Miss Pinkerton did not understand French, as we know; she only directed those who did; but biting her lips and throwing up her venerable and Roman-nosed head, she said:  “Miss Sharp, I wish you a good-morning.”  As she spoke, she waved one hand, both by way of adieu and to give Miss Sharp an opportunity of shaking one of the fingers of the hand, which was left out for that purpose.

Miss Sharp only folded her own hands with a very frigid smile and bow, and quite declined to accept the proffered honour; on which Miss Pinkerton tossed up her turban more indignantly than ever.  In fact, it was a little battle between the young lady and the old one, and the latter was worsted.  “Heaven bless you, my child,” she exclaimed, embracing Amelia, and scowling the while over the girl’s shoulder at Miss Sharp.

“Come away, Becky,” said Miss Jemima, pulling the young woman away in great alarm, and the drawing-room door closed upon them forever.

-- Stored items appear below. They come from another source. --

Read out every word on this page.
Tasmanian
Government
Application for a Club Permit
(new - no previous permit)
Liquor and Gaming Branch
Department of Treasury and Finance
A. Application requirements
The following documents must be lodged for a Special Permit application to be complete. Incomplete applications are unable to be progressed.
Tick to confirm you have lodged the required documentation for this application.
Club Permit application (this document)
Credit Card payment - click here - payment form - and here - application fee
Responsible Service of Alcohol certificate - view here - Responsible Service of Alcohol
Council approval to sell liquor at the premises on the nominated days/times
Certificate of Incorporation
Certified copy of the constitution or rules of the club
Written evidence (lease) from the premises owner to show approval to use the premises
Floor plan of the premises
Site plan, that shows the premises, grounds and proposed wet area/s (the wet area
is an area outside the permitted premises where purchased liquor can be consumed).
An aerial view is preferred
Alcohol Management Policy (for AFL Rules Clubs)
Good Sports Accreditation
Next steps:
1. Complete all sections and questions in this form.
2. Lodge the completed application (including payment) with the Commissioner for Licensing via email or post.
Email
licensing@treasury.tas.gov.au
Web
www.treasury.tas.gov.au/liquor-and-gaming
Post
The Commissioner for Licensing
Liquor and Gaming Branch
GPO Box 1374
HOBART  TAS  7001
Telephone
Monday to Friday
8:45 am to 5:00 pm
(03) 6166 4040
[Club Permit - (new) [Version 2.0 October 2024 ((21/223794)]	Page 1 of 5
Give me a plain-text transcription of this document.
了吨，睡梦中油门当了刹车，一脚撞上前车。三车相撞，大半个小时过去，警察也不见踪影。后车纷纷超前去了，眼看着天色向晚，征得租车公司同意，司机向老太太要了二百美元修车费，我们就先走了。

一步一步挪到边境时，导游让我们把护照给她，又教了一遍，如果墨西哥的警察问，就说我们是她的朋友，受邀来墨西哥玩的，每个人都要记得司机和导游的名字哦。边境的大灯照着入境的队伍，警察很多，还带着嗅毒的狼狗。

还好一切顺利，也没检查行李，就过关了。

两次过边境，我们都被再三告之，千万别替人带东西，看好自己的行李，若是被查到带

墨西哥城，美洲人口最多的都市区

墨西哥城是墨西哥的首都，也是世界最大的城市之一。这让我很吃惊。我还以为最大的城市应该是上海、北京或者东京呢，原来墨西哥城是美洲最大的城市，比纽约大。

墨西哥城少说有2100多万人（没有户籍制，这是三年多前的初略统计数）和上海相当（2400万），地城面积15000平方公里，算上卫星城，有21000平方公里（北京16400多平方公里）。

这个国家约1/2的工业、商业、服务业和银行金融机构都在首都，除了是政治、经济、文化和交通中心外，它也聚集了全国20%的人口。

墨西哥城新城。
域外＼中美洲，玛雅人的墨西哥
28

Then came the struggle and parting below.  Words refuse to tell it.  All the servants were there in the hall-all the dear friends-all the young ladies-even the dancing master, who had just arrived; and there was such a scuffling, and hugging, and kissing, and crying, with the hysterical yoops of Miss Schwartz, the parlour boarder, from her room, as no pen can depict, and as the tender heart would feign pass over.  The embracing was over; they parted-that is, Miss Sedley parted from her friends.  Miss Sharp had demurely entered the carriage some minutes before.  Nobody cried for leaving her.

Sambo of the bandy legs slammed the carriage door on his young weeping mistress.  He sprang up behind the carriage.

“Stop!” cried Miss Jemima, rushing to the gate with a parcel.

“It’s some sandwiches, my dear,” she called to Amelia.  “You may be hungry, you know; ... and Becky-Becky Sharp-here’s a book for you, that my sister-that is, I-Johnson’s Dixonary, you know; ... you mustn’t leave us without that!  Good-bye!  Drive on, coachman!-God bless you!”

And the kind creature retreated into the garden, overcome with emotion.

But, lo! and just as the coach drove off, Miss Sharp suddenly put her pale face out of the window, and flung the book back into the garden-flung it far and fast-watching it fall at the feet of astonished Miss Jemima; then sank back in the carriage, exclaiming:  “So much for the ‘Dixonary’; and, thank God, I am out of Chiswick!”

The shock of such an act almost caused Jemima to faint with terror.

“Well, I never-” she began.  “What an audacious-” she gasped.  Emotion prevented her from completing either sentence.

The carriage rolled away; the great gates were closed; the bell rang for the dancing lesson.  The world is before the two young ladies; and so, farewell to Chiswick Mall.